На мгновение над площадью нависла тишина, лишь успокаивающее потрескивание дров в костре и пение сверчков разряжало обстановку. Рус не собирался так просто упускать свой шанс проявить себя впервые как настоящий и полноценный воин:

– Копные мужи! – сделал он многозначительную паузу, обведя всех присутствующих своим, кажущимся не таким уж и юным, взглядом. – Я обращаюсь к вам, ибо вы – копа, и вы вынесете окончательное решение. Рубежи нашей державы были нагло нарушены каким-то чужеземным племенем! Те люди пришли и захватили одну из наших волостей, у них хватило сил одолеть войско тамошнего князя и пленить его! Всего с полсотни разбойников уже третью неделю держат не только весь, но и большую часть волости в подчинении. Представьте себе, насколько могучими являются они воинами и насколько мощным должно быть их вооружение, чтобы их до сих пор никому не удавалось выгнать из тех земель. И я не думаю, что, послав на битву пускай даже и многочисленную дружину, вы не избежите крупных потерь! Вы хотите этого? Желаете, чтобы ваши братья, сыновья, внуки, которые, быть может, и окажутся теми дружинниками, коих направят в поход, не вернулись вовсе? Мне же хватит лишь дюжины воев, которых я отберу сам, дабы завершить все это беззаконие! Многие из вас ведают, какой силою обладаю я, – молодец взглянул на своего деда, – посему прошу вас, чтобы вы позволили мне возглавить сей поход, и клянусь вам: каждый из двенадцати дружинников вернется домой живым и невредимым.
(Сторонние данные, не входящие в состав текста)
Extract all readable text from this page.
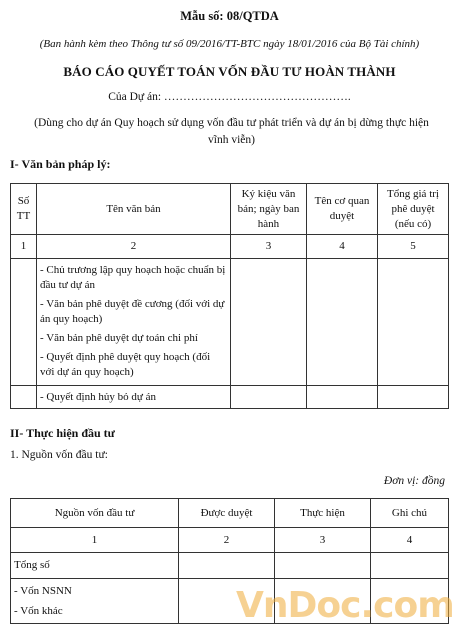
Mẫu số: 08/QTDA
(Ban hành kèm theo Thông tư số 09/2016/TT-BTC ngày 18/01/2016 của Bộ Tài chính)
BÁO CÁO QUYẾT TOÁN VỐN ĐẦU TƯ HOÀN THÀNH
Của Dự án: ………………………………………….
(Dùng cho dự án Quy hoạch sử dụng vốn đầu tư phát triển và dự án bị dừng thực hiện vĩnh viễn)
I- Văn bản pháp lý:
Số TT	Tên văn bản	Ký kiệu văn bản; ngày ban hành	Tên cơ quan duyệt	Tổng giá trị phê duyệt (nếu có)
1	2	3	4	5

	- Chủ trương lập quy hoạch hoặc chuẩn bị đầu tư dự án
- Văn bản phê duyệt đề cương (đối với dự án quy hoạch)
- Văn bản phê duyệt dự toán chi phí
- Quyết định phê duyệt quy hoạch (đối với dự án quy hoạch)			

	- Quyết định hủy bỏ dự án			
II- Thực hiện đầu tư
1. Nguồn vốn đầu tư:
Đơn vị: đồng
Nguồn vốn đầu tư	Được duyệt	Thực hiện	Ghi chú
1	2	3	4
Tổng số			

- Vốn NSNN
- Vốn khác			
				VnDoc.com
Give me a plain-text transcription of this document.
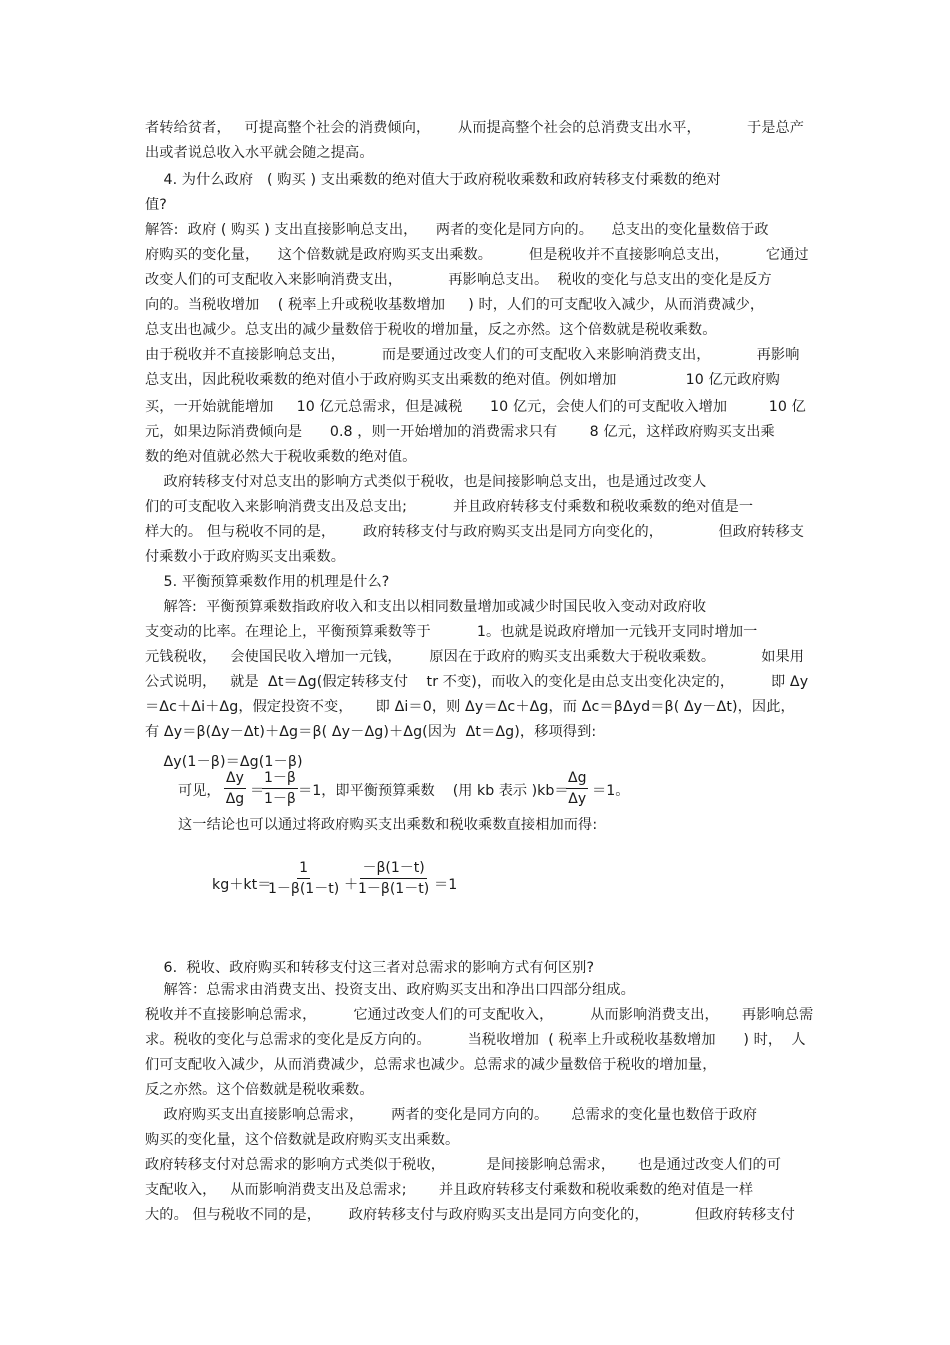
者转给贫者，   可提高整个社会的消费倾向，      从而提高整个社会的总消费支出水平，          于是总产
出或者说总收入水平就会随之提高。
4. 为什么政府   ( 购买 ) 支出乘数的绝对值大于政府税收乘数和政府转移支付乘数的绝对
值?
解答:  政府 ( 购买 ) 支出直接影响总支出，    两者的变化是同方向的。    总支出的变化量数倍于政
府购买的变化量，    这个倍数就是政府购买支出乘数。        但是税收并不直接影响总支出，        它通过
改变人们的可支配收入来影响消费支出，          再影响总支出。  税收的变化与总支出的变化是反方
向的。当税收增加    ( 税率上升或税收基数增加     ) 时，人们的可支配收入减少，从而消费减少，
总支出也减少。总支出的减少量数倍于税收的增加量，反之亦然。这个倍数就是税收乘数。
由于税收并不直接影响总支出，        而是要通过改变人们的可支配收入来影响消费支出，          再影响
总支出，因此税收乘数的绝对值小于政府购买支出乘数的绝对值。例如增加               10 亿元政府购
买，一开始就能增加     10 亿元总需求，但是减税      10 亿元，会使人们的可支配收入增加         10 亿
元，如果边际消费倾向是      0.8 ，则一开始增加的消费需求只有       8 亿元，这样政府购买支出乘
数的绝对值就必然大于税收乘数的绝对值。
政府转移支付对总支出的影响方式类似于税收，也是间接影响总支出，也是通过改变人
们的可支配收入来影响消费支出及总支出;          并且政府转移支付乘数和税收乘数的绝对值是一
样大的。 但与税收不同的是，      政府转移支付与政府购买支出是同方向变化的，            但政府转移支
付乘数小于政府购买支出乘数。
5. 平衡预算乘数作用的机理是什么?
解答:  平衡预算乘数指政府收入和支出以相同数量增加或减少时国民收入变动对政府收
支变动的比率。在理论上，平衡预算乘数等于          1。也就是说政府增加一元钱开支同时增加一
元钱税收，   会使国民收入增加一元钱，      原因在于政府的购买支出乘数大于税收乘数。          如果用
公式说明，   就是  Δt＝Δg(假定转移支付    tr 不变)，而收入的变化是由总支出变化决定的，        即 Δy
＝Δc＋Δi＋Δg，假定投资不变，     即 Δi＝0，则 Δy＝Δc＋Δg，而 Δc＝βΔyd＝β( Δy－Δt)，因此，
有 Δy＝β(Δy－Δt)＋Δg＝β( Δy－Δg)＋Δg(因为  Δt＝Δg)，移项得到:
Δy(1－β)＝Δg(1－β)

可见，

$\frac{\Delta y}{\Delta g}$

＝

$\frac{1-\beta}{1-\beta}$

＝1，即平衡预算乘数    (用 kb 表示 )kb＝

$\frac{\Delta g}{\Delta y}$

＝1。

这一结论也可以通过将政府购买支出乘数和税收乘数直接相加而得:

kg＋kt＝

$\frac{1}{1-\beta(1-t)}$

＋

$\frac{-\beta(1-t)}{1-\beta(1-t)}$

＝1

6.  税收、政府购买和转移支付这三者对总需求的影响方式有何区别?
解答：总需求由消费支出、投资支出、政府购买支出和净出口四部分组成。
税收并不直接影响总需求，        它通过改变人们的可支配收入，        从而影响消费支出，     再影响总需
求。税收的变化与总需求的变化是反方向的。        当税收增加  ( 税率上升或税收基数增加      ) 时，  人
们可支配收入减少，从而消费减少，总需求也减少。总需求的减少量数倍于税收的增加量，
反之亦然。这个倍数就是税收乘数。
政府购买支出直接影响总需求，      两者的变化是同方向的。     总需求的变化量也数倍于政府
购买的变化量，这个倍数就是政府购买支出乘数。
政府转移支付对总需求的影响方式类似于税收，         是间接影响总需求，     也是通过改变人们的可
支配收入，   从而影响消费支出及总需求;       并且政府转移支付乘数和税收乘数的绝对值是一样
大的。 但与税收不同的是，      政府转移支付与政府购买支出是同方向变化的，          但政府转移支付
Когда юноша закончил свою речь, копные мужи и старейшины начали оживленно переговариваться между собой и в воздухе повис гул. Спустя некоторое время все совещающиеся замолкли и один из них поднялся с места и обратился к царю:

– Твое Сиятельство, копа с одобрения старцев приняла решение: мы считаем необходимым послать сего юнца, не смотря на его лета, в поход против захватчиков.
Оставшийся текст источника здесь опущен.